Isso aqui é só uma pequena amostra, não temos ensaios completos, e nossa resolução é baixa. Para ter acesso ao melhor conheça: Playboy - Pleasure for All
Infelizmente a Playboy Brasil não tem atualmente um site oficial. Assim, mantemos aqui pequenos trechos de edições órfas. Esperamos logo termos notícias melhores.
A história da Playboy é uma jornada de revolução cultural e adaptação. Tudo começou em 1953, quando Hugh Hefner, usando o dinheiro de um empréstimo e o brilho de Marilyn Monroe na primeira capa, lançou a revista nos EUA. Mais do que nudez, Hefner vendia o "estilo de vida Playboy": uma mistura de sofisticação, literatura de alta qualidade e entrevistas com figuras como Martin Luther King Jr.
No Brasil, a marca desembarcou em 1975 pela Editora Abril. Inicialmente chamada de A Homem devido à censura da ditadura, logo assumiu o nome original e se tornou um fenômeno. Por décadas, ser "Capa da Playboy" foi o auge do estrelato para atrizes e modelos brasileiras, com edições que batiam recordes de milhões de exemplares vendidos.
O mundo mudou e a internet transformou o consumo de conteúdo. O acesso gratuito e instantâneo tornou o modelo de bancas insustentável:
Fim do papel: A edição impressa regular brasileira encerrou-se em 2015 (com breves retornos independentes), e a americana despediu-se do papel em 2020.
Novo foco: Hoje, a Playboy renasceu como uma plataforma digital e lifestyle.
Criadores de conteúdo: O foco atual são redes sociais e plataformas exclusivas (como o Playboy Club), onde a marca atua como uma curadora de modelos e influenciadores, focando em engajamento e diversidade.
O coelhinho ainda é um ícone global, mas agora ele habita o brilho das telas, tentando equilibrar o legado de sofisticação com a rapidez da era dos algoritmos.

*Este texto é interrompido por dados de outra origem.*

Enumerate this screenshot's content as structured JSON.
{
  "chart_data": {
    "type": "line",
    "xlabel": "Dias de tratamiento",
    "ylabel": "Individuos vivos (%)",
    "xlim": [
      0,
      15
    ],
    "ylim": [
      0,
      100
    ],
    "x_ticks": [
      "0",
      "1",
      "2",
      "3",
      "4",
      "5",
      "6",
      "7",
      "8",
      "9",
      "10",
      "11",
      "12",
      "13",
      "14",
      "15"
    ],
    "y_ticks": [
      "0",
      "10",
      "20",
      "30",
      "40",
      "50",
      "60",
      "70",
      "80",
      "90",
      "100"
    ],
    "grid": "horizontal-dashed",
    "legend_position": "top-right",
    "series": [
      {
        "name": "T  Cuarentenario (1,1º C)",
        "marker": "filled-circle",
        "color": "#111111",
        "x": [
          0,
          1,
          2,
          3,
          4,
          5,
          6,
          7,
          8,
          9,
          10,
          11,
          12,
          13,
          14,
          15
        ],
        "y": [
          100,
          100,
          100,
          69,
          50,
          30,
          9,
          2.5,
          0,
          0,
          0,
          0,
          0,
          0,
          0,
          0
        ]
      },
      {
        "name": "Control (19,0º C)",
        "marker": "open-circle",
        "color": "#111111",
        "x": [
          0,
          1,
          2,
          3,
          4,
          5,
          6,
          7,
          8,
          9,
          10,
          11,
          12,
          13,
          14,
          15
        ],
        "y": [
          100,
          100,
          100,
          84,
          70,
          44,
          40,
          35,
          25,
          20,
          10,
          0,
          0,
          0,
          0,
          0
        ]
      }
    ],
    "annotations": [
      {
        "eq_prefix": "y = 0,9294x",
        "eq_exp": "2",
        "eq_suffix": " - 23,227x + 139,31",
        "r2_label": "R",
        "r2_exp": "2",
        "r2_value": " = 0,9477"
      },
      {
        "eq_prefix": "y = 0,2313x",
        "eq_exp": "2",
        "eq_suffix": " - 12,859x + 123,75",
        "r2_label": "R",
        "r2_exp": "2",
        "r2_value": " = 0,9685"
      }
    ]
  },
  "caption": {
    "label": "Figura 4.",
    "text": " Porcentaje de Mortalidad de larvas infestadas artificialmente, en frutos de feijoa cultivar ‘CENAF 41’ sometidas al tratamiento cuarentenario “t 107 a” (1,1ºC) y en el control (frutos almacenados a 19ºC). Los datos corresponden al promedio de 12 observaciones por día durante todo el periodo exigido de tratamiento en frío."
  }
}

A descrição refere-se a uma edição especial da revista brasileira Playboy, publicada em março de 2015. O termo "BBB" faz alusão ao programa de televisão Big Brother Brasil, um formato de reality show de confinamento. A menção ao número "51" configura, possivelmente, um erro de digitação ou uma referência a uma edição específica de aniversário ou compilação, visto que o programa em questão (BBB) não possui 51 edições (em 2015, o programa encontrava-se em sua 15ª edição).
Edições especiais denominadas "As Mais Gatas" eram frequentemente publicadas pela editora responsável como coletâneas de fotografias de participantes que ganharam notoriedade durante a exibição do programa. O conteúdo editorial consistia em ensaios fotográficos de nu artístico, focados na estética corporal feminina, seguindo os padrões de beleza midiáticos vigentes na década de 2010.
Devido à provável inconsistência numérica mencionada ("BBB51"), não é possível identificar uma pessoa específica. Caso o numeral refira-se a uma edição real do programa ou a um erro de transcrição (como "BBB15", que ocorreria no mesmo ano de 2015), o nome da pessoa seria uma das participantes do elenco daquela edição específica. A identidade de tais figuras é pública, sendo celebridades de entretenimento que, através da exposição no programa, tornaram-se personalidades da mídia brasileira.